Thursday, December 29, 2011

Batallas por la memoria

Las pugnas políticas por contarnos el pasado presente.

En el contexto de la transición, al final del gobierno fujimorista, los sectores progresistas del país promovieron “políticas por la memoria” para impulsar un proceso de reconstrucción histórica de los sucesos causados durante el periodo gobernado por la violencia política y por el autoritarismo que se impusieron en nuestro país durante los ochenta y los noventa. La Comisión de la Verdad y Reconciliación, y su Informe Final, constituyeron no solo la narrativa integral del pasado reciente, sino hasta un instrumento político para ver el futuro desde el reconocimiento de las rupturas sociales que como país padecemos. El Lugar de la Memoria es la continuación de este legado y el reciente nombramiento de Diego García-Sayán, como cabeza de este proyecto, promete mayores niveles de influencia y actividad política que los de sus antecesores.

Sin embargo, la memoria tiene otros campos de batalla que van más allá de las políticas institucionales impulsadas desde el Estado (y sus Gobiernos de turno) para quedar bien con la comunidad internacional. Tanto a nivel mediático como a nivel de base, se reconstruye la historia reciente, se da un tipo de lectura política parcializada y se busca influir en las mentes y en los corazones de los peruanos de manera distinta a la que la izquierda quisiera y persiguiendo intereses particulares.


Durante la última campaña electoral, ha quedado demostrado que el fujimorismo ha logrado construir su propia narrativa del país. Casi desaparecidos políticamente durante la transición, el fujimorismo fue, en su peor momento, casi una secta, círculos de reunión de feligreses políticos que mantenían el recuerdo agradecido por un mandatario durante cuya gestión el terrorismo y la hiperinflación dejaron de ser amenazas cotidianas. El respeto a los derechos humanos queda, lamentablemente, fuera de esa interpretación. No importa, el fin justifica los medios, y Fujimori termina imponiendo su diccionario propio: clientelismo es Estado, autoritarismo es autoridad. Si Usted, estimado lector, comparte este glosario, es porque no tuvo reparos para marcar la K durante la elección pasada.

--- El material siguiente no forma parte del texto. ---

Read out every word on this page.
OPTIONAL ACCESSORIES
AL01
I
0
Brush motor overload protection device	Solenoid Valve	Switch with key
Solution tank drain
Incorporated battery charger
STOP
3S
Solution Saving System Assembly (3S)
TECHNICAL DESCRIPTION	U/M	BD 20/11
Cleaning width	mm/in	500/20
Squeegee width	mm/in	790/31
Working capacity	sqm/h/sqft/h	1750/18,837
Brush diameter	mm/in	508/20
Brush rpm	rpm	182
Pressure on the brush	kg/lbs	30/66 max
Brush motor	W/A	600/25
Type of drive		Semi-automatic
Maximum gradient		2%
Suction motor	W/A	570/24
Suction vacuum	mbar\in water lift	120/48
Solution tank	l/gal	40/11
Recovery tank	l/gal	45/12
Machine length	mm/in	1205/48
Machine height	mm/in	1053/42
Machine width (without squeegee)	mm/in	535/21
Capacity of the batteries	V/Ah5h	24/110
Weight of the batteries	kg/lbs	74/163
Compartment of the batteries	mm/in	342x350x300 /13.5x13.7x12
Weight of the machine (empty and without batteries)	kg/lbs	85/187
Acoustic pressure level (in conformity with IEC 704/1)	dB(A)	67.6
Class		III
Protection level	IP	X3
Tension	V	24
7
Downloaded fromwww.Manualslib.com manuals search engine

La alta aprobación que tiene un posible indulto al ex presidente no es más que la evidencia que el fujimorismo va ganando la batalla por la memoria en la arena de la cultura política.

Mientras tanto, en la cancha de los grandes medios, el conservadurismo le da una mano al fujimorismo. De acuerdo con la postura predominante, cualquier dirigente social que encabeza una movilización es “radical” y si se tiene pasado subversivo se debería permanecer en la cárcel. Lori Berenson y Wilfredo Saavedra siguen siendo “terroristas”. No importa que den la cara y que no estén escondidos en el monte. El pasado condena (pero no a Yehude Simon cuyo paso por la PCM le “blanqueó” políticamente). Se quiere desaparecer la tradición “radical” (de izquierda) a punta de portadas que meten miedo como si fuera tan fácil como levantar la alfombra.

El pasado sigue siendo presente cuando no se ha aprendido nada, como lo demuestran los titulares de su prensa favorita. Se busca tapar la insatisfacción con un dedo. Mientras el sistema político siga siendo perverso para las mayorías, habrá leña para encender la pradera. Las prédicas violentistas y antidemocráticas no se enfrentan con rencor ni con macartismo medieval, sino con un Estado que respete a todos sus ciudadanos por igual, desde aquél que se siente orgulloso del nuevo Starbucks en la esquina de su casa, hasta aquél que llena de piedras el zapato de tu incomprensión.

Publicado en Correo Semanal, 29 de Diciembre del 2011.

1 Comments:

Anonymous lucho apaza said...

Jorobado: Tal vez nunca se hizo un trabajo serio por mostrar una version respetuosa de la memoria nacional en la epoca del terroismo. Quiza el mayor error de la CVR fue pensar que, al desaparecer el fujimorismo en un maremoto de delincuencia, 25 millones de peruanos aceptarian "automaticamente" una "memoria" construida desde las elites, sin pensar que Ayacucho, San Martin, y los barrios perifericos de Lima vivieron el terror de modos muy diferentes.

La historia no se escribe hasta que pase una o dos generaciones. Un error de la elite academica ha sido escribir historia con protagonistas vivos, forzar una "memoria" de hechos presentes, cuando aun en el VRAE las papas queman, hay comandos "chavines" vivos y Lori Berenson vive entre nosotros cual burguesa ama de casa. Ahi aprovecha el fujimorismo clientelista y cultor de la pendejada (que aun vive tambien entre nosotros) que ha construido una narracion efectista y hueca, aunque va venciendo porque dice lo que las masas quieren oir, algo mas cercano al discurso intelectual.